How will the universe end, and will anything survive? - otoolep
http://www.bbc.com/earth/story/20150602-how-will-the-universe-end

======
skidoo
A story I had published years ago:

"PRESTIDIGITATION"

or,

"The Curious Bi-Location of Professor Iszkahngaard's Reactionless Drive
Transteleporter"

The robinbird fluttered, as most creatures sometimes do.

And continued Professor Iszkahngaard-

it’s a transmitter, specifically, a massive construct of steamfilled,
geometrically incomprehensible clockworks

and miscellanea of unintelligible designs and mechanized phenomena. To be
located, as it were, at the end of

time. Acting as the penultimate of beacons, attracting the decaying molecules
of all that ever was (and could

have been, and might have been, and should have been), breaking them down to
their basest subatomic particles

and transpositioning said subatomic particles to the receiver, my other
construct of mechanized phenomena, which

would be located, as it were, at the very beginning of all that ever will be.
Imagine- the endless wave of

subatomic matter broken down to nth degrees, base particles of energy
broadcast via transteleportation from the

very end of everything, directly to the very beginning of everything. Now, as
the creation of all that ever will

be obviously includes all of the possibilities of the infinite, then infinite
energy is clearly required. This

is only possible using the energy of all that ever was, so as the particles
neverendingly explode from my

receiver, they are immediately redistributed into the birthing of the
possibility of everything, thus completing

the timeless circle of the omnidimensional continuum!

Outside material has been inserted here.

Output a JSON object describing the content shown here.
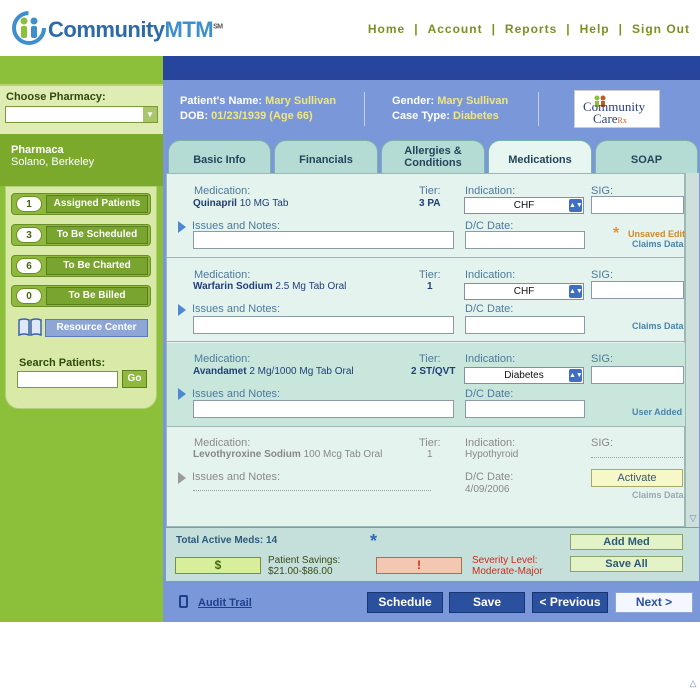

Question mark, implies the robinbird.

And continues Professor Iszkahngaard-

reverse interstellar transmogrification! Think of it as a process…at least
that is what I told the buyer when he

picked up my invention earlier. Who? Well, GOD of course! And actually, it was
more of a trade, really. After

all, what price could be ascribed to such an invention as my Reactionless
Drive Teleporter? What did I receive

then in place of more traditional payment? I asked GOD to remove from not only
all of existences, but from the

MEMORY of all of existences, something…something very particular…But you will
have to excuse me of course, dear

friend, for I cannot seem to remember what it was…

The robinbird fluttered, as most creatures sometimes do.